Media Institutions Targeted

The Anti Homosexuality Bill 2024 is not only targeting the LGBTQ+ community, but also media institutions that cover sexual minorities.

Section 14.89 of the proposed Bill calls for imprisonment for anyone or institution that seeks to broadcast or write on queer issues in the country.

“A person who promotes homsexuality commits an offence and is liable, on conviction, to imprisonment for a period not exceeding twenty years.” Furthermore, the Bill stated, if the offence is committed by a registered entity, they shall be fined One Million Liberian Dollars with a suspension or cancellation of their license.

Responding to the proposed Bill, the secretary-general of the Reporters Association of Liberia, Bobby Tingban, says the organization does not see it as targeting journalists and media institutions.

“The bill is trying to prevent an illegal act. It is wrong to get involved with homosexuality across the country.”

But not every media institution shares the view of the Reporters Association of Liberia.

Location of Liberia in West Africa (Map courtesy of OurCityForest.org)
Location of Liberia in West Africa (Map courtesy of OurCityForest.org)

The Liberian Health and Rights Journalists Network, a member of the LIPRIDE coalition, says the Anti-Homosexuality Bill 2024 is not only targeting sexual minorities but also people who are trying to improve the health rights of the LGBTQ+ community.

“It creates an environment in Liberia that’s not enabling,” a spokesperson for the organization said in an interview with journalRAGE. “Liberia is a signatory to the Universal Declaration of Human Rights–this is a witch hunt to target a particular community using the homophobic environment to target certain people.”

He said actors in the Liberian human rights ecosystem should not remain reticent on the matter.

“The INCHR [Independent National Commission on Human Rights] needs to come up with a statement as this is very concerning.

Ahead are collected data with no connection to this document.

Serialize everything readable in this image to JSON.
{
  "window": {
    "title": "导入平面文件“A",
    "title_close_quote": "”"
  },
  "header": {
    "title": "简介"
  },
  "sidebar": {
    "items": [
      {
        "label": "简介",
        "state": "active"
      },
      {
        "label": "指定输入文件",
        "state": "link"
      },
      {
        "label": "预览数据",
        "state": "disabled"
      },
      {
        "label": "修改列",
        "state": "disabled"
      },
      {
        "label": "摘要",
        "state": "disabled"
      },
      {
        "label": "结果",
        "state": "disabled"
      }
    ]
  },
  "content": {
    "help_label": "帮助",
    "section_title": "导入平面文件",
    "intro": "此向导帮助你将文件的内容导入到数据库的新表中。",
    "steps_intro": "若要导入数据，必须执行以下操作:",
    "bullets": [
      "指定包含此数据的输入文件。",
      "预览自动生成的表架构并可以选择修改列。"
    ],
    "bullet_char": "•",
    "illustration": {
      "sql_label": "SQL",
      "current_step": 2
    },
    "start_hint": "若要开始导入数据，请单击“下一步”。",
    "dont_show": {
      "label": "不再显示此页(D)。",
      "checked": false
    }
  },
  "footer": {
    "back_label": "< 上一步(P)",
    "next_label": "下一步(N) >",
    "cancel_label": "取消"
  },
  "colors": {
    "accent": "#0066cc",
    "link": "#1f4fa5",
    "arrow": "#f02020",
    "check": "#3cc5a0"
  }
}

This should also be the concern of human rights defenders because it might put Liberia backward when it comes to human rights.

According to the spokesperson of the Liberian Health and Rights Journalists Network, the proposed Bill from Rep. Williams of River Gee County is seeking to box human rights actors.

“The health and human rights of everyone will be targeted and the gains made in different areas, especially the national HIV response, will be eroded.” He called for the intervention of internal and external partners.

“LGBTQ+ people are who they are. You can’t criminalize people for being who they are.